South Carolina House Passes Bill Banning State Coverage of Most Abortions
On Thursday the South Carolina House approved an amendment to the state budget that would ban state insurance policies from covering abortions except to save the life of the mother.
In the early morning on Thursday the South Carolina House approved an amendment to the state budget that would ban state insurance policies from covering abortions except to save the life of the mother. The budget proposal submitted by Gov. Mark Sandford, similar to the proposal from the previous year, allowed for state health insurance policies to pay for abortions in cases of rape, incest and to save the life of the mother. The vote on Thursday was a reversal from a Tuesday vote where an amendment proposing such restrictions had failed.
Jessica Bearden is the director of public policy for Planned Parenthood Health Systems, which covers North Carolina, South Carolina and parts of Virginia and West Virginia. Bearden said that the original amendment sponsored by Republican Representative Rex Rice would have imposed a total ban on coverage by the state health insurance plan of all abortions, including those performed to save the life of the mother.
“[Rep. Rice] was talking like those kinds of procedures cost $350, and why can’t women just pay for them out of pocket. But most abortions done to save the life of the mother you are talking about something done at a hospital and those cost thousands of dollars,” Bearden said. “So we educated him.”
Bearden said by the time the amendment came to a floor vote on Tuesday Rice was willing to include an exception to save the life of the mother, but not in cases where an abortion is performed in cases of rape or incest. The amendment failed in a 57-54 vote on late Tuesday. However Bearden said that on Wednesday anti-choice groups managed to exert pressure on some of the Republican representatives who had voted against the amendment and reopened debate on the amendment.
After four hours of debate the House passed the amendment at 5 a.m. on Thursday in a vote of 75-38.
The amendment reads:
No funds appropriated for employer contributions to the State Health Insurance Plan may be expended to reimburse the expenses of an abortion except in cases where the life of the mother is at risk and the termination of the pregnancy is incidental to the lifesaving intervention, and the State Health Plan may not offer coverage for abortion services or services incidental to abortion except as permitted by this paragraph. The physician shall act in accordance with the standard of care to preserve both the life of the mother and the life of the pre-born child.
Bearden says that this standard is unclear. “What are ‘services incidental to abortion,’” she asks. “I don’t know and I don’t think the House knows either.”
Bearden pointed out is that last year the state covered only six abortions total, and all were cases for reasons of rape, incest or to save the mother’s life.
“I just want to make a point that in a state where reproductive health outcomes are incredibly poor… state legislators spent hours and hours debating just these six abortions,” Bearden said. Debates about funding healthcare, sexual transmitted infection testing, family planning, comprehensive sex education, those are the debate we never get to, she said.
The fate of the amendment now moves to the Senate which will take it up next week.

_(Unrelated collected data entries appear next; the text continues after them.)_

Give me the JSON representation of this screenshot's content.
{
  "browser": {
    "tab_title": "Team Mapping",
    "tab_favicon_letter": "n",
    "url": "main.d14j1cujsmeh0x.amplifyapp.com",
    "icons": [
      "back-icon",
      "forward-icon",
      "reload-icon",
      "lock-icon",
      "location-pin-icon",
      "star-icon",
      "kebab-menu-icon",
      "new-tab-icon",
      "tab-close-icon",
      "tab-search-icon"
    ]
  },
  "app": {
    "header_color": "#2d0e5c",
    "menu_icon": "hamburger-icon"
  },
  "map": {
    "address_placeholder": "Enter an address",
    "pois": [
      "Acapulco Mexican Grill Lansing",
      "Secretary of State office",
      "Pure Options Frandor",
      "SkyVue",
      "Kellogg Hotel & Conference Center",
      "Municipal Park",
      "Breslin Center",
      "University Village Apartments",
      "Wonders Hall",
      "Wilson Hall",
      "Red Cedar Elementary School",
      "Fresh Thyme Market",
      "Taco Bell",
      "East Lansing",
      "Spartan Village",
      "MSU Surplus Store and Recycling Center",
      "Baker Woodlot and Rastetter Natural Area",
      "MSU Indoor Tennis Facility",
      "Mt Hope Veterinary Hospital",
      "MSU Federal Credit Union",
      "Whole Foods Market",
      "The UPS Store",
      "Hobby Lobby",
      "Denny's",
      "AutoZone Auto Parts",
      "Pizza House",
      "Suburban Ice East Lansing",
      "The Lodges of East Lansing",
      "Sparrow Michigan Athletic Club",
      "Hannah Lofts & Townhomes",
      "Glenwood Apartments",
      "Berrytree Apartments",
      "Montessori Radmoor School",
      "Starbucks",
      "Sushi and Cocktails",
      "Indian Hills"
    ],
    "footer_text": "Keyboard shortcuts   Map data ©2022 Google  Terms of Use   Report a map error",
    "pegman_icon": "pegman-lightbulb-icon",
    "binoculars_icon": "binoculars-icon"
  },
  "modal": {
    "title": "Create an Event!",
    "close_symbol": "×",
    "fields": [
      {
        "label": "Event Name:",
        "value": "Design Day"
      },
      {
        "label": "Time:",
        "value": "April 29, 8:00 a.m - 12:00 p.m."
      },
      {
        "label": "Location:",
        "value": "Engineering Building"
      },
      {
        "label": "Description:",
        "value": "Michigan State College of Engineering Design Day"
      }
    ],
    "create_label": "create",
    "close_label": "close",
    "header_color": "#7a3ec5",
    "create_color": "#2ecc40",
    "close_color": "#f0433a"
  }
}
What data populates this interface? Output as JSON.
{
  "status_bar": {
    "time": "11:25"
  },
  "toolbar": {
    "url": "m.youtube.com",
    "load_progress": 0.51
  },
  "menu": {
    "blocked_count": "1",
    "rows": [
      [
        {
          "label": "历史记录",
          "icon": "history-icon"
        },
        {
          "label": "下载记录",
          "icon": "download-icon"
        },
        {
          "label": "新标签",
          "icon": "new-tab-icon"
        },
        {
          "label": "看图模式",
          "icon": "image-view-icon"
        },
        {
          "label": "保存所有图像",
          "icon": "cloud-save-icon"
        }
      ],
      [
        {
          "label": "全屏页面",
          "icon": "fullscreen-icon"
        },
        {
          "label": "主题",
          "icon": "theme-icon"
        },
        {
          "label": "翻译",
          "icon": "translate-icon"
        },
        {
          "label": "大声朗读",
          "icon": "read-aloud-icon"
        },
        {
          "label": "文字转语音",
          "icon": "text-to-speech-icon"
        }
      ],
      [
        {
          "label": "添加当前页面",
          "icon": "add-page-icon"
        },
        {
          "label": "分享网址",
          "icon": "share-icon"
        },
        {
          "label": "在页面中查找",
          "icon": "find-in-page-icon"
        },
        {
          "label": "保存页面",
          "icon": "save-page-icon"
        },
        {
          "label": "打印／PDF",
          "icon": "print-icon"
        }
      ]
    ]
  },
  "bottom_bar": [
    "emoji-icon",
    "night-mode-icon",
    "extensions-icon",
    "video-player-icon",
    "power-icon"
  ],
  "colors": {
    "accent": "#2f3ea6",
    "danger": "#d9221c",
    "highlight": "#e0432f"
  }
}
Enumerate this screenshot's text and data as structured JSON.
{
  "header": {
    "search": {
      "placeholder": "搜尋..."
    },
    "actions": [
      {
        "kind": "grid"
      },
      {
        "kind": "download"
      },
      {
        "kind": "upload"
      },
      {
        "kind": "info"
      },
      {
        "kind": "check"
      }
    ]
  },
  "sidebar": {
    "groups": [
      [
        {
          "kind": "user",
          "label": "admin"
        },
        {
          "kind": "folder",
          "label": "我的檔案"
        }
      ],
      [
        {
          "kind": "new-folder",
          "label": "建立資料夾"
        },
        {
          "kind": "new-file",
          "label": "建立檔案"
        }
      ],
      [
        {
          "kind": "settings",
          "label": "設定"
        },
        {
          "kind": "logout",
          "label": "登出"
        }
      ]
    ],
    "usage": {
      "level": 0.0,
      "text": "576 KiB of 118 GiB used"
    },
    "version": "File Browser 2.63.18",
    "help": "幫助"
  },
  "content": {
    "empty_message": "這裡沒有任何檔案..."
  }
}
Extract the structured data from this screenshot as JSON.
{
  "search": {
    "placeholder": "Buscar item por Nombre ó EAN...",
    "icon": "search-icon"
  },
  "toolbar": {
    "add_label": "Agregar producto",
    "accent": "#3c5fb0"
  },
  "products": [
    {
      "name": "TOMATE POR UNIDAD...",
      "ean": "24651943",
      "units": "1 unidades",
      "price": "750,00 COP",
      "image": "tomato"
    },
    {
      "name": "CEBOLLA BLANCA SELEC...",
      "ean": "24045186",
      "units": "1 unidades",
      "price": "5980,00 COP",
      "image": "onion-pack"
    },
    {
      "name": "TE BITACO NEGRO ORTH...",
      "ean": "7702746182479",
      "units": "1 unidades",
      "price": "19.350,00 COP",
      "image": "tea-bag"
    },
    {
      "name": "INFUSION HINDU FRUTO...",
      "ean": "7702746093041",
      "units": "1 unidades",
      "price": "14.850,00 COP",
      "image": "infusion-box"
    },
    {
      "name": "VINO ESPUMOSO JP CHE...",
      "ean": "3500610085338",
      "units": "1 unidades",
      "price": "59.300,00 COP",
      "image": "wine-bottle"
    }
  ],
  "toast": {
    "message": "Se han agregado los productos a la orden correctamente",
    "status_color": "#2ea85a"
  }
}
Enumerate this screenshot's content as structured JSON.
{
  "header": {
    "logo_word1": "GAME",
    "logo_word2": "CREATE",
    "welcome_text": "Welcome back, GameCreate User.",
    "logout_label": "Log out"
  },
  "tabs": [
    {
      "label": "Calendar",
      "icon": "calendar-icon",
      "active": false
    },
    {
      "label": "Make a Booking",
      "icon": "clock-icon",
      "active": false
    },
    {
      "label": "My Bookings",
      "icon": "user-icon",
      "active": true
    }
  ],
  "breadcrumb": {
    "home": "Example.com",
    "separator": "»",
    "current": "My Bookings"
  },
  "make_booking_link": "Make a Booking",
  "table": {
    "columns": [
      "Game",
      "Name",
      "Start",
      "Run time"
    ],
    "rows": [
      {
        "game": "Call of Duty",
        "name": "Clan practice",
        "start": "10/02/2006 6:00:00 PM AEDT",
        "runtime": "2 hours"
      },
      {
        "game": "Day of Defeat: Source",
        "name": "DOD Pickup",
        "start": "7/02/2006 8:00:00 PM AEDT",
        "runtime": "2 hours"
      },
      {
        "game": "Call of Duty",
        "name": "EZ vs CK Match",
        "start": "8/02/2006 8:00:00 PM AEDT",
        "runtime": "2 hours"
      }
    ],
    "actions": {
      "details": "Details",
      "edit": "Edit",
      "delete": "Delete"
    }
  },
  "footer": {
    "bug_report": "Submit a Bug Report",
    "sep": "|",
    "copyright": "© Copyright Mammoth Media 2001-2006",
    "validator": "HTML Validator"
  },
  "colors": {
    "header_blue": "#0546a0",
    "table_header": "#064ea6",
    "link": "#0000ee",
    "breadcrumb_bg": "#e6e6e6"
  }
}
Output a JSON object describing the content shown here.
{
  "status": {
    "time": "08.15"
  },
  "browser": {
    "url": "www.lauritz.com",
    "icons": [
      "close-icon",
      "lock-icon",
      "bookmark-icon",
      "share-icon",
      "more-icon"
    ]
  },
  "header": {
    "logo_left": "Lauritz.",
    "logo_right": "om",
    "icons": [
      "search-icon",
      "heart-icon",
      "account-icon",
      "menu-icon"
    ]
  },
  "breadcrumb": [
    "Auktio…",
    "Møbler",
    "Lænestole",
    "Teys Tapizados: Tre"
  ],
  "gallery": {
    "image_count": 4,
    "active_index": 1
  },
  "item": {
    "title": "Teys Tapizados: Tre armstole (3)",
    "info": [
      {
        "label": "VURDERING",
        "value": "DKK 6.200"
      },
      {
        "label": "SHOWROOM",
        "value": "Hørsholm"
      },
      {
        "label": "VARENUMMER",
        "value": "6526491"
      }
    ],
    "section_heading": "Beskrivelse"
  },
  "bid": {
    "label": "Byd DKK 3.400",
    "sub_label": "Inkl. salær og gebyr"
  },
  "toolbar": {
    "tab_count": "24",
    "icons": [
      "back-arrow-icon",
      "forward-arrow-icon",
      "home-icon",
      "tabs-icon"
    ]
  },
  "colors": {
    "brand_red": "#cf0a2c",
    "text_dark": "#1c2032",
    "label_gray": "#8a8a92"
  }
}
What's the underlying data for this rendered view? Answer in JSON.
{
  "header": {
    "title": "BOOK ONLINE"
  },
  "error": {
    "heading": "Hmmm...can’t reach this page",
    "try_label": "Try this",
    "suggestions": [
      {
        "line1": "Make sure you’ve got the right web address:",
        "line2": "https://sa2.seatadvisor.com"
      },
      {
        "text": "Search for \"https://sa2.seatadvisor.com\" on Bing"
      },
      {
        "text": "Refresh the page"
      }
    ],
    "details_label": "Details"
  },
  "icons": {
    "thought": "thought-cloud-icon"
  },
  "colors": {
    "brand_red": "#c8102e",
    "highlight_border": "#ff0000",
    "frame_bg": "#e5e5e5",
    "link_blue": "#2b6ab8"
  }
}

The Greenville News quotes one Republican senator who does not give the amendment much of a chance of survival.
The abortion proviso wouldn’t have much practical effect since few state employees find themselves in that situation, said Sen. Mike Fair of Greenville, an ardent anti-abortion supporter. While he said senators who oppose abortion might vote for the proviso, he is sure it will draw opposition and may not survive.
“I don’t think there are many over here who would agree with that strong a position,” he said. Fair said the health plan already doesn’t pay for elective abortions, the usual battleground for anti-abortion activists.
Sen. John Land, leader of Senate Democrats, said he couldn’t predict how the proviso would fare in the Senate but wouldn’t personally support it.
“All I can say is I would not be willing to change the existing contract state employees have with their state insurance to preclude any service that has heretofore been rendered to them,” he said.